Il brio, il rumore, diluito sopra una immensa superficie, tutto si condensa entro quell’angusta macchia, come isola circolare nell’immensa pianura, che si chiama Milano. Milano si ridesta, si commove, si agita, come lo svenuto, che sente rifluire il sangue nelle vene al cessare della sincope. Tutto è moto nelle vie, brillanti dell’estate di S. Martino; nelle botteghe, o di nuovo aperte o rifornite; nei caffè dove echeggiano gli eh!... gli oh!... i ben tornato!...; nelle case di cui molte sono nuove ai loro stessi abitatori, intesi a ripartirvi le esili masserizie, ed a riparare i danni del S. Michele. L’anno, l’anno vero, che si misura, non col giro del sole, ma col giro delle nostre abitudini, ricomincia, direbbesi, con quel rumore di ruote, con quel cigolio di perni, con quello stridere d’ingranaggi, con quel fragore così vario e monotono ad un tempo con cui si rimette in movimento un grande opificio meccanico, rimasto fermo alcun tempo pel bisogno periodico di riparazioni.

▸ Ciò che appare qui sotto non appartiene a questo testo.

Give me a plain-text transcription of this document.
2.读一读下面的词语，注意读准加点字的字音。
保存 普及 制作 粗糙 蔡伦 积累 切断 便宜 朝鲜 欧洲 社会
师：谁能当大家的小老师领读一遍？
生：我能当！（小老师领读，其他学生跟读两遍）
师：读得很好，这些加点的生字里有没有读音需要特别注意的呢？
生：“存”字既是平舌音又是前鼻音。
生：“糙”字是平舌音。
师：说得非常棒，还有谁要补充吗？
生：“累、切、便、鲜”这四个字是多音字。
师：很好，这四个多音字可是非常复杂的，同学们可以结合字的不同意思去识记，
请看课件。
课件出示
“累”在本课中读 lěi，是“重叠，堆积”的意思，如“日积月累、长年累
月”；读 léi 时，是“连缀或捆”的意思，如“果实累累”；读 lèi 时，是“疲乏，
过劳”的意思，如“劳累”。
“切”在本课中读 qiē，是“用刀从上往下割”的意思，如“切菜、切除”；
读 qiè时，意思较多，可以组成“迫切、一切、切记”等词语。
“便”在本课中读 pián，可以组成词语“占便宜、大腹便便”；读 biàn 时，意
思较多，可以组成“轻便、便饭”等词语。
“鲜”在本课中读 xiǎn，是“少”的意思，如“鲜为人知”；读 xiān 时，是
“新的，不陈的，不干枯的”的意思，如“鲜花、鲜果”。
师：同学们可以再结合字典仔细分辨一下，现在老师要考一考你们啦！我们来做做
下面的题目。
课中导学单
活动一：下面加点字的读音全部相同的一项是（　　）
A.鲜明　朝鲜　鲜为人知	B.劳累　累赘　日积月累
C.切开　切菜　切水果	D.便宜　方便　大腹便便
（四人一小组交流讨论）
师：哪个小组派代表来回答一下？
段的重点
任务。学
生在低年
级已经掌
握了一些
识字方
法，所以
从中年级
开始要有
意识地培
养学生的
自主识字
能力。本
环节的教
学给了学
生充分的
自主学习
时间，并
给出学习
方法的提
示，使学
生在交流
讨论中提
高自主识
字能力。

La gran macchina gira, gira.... All’alba gli operai e le operaje, che fluiscono, come il sangue al cuore, dalle regioni perimetriche, alle interne della città. Allo spuntar del sole i bambini, accompagnati alla scuola, freddolosi, col riso sulla bocca o i lucciconi agli occhi, ad uno, a due, a tre, a gruppi formidabili di sei, di sette, non distinti l’uno dall’altro, che per ciò che distingue le canne di un organo, portando tutti nella uguale fisonomia stereotipata la fede di nascita. Più tardi, ed anche troppo, il mondo stanco degl’impiegati, che si distribuiscono ai rispettivi scanni. Più tardi ancora le signore azzimate, leccate, incipriate, che hanno l’incarico di passare in rivista tutte le botteghe di mode e di novità, di squadrarsi da capo a piedi, e di inventariarsi a vicenda, mentre studiano intanto quale piega minacci di prendere la moda della stagione. Tutto è vita, tutto è moto. Gli spazzacaminelli, levando l’acuto strido, molleggiano sui due piedini d’ebano, battendo il selciato, col moto oscillatorio della calamita. I venditori di latte, di caldarroste, di fandonie, tutti gridano a loro modo, sicchè li distingui l’uno dall’altro come si distinguono le bestie di un gran serraglio all’ora del pasto. La sera poi le conversazioni, i teatri, la galleria Vittorio Emanuele.... Ma finiamola.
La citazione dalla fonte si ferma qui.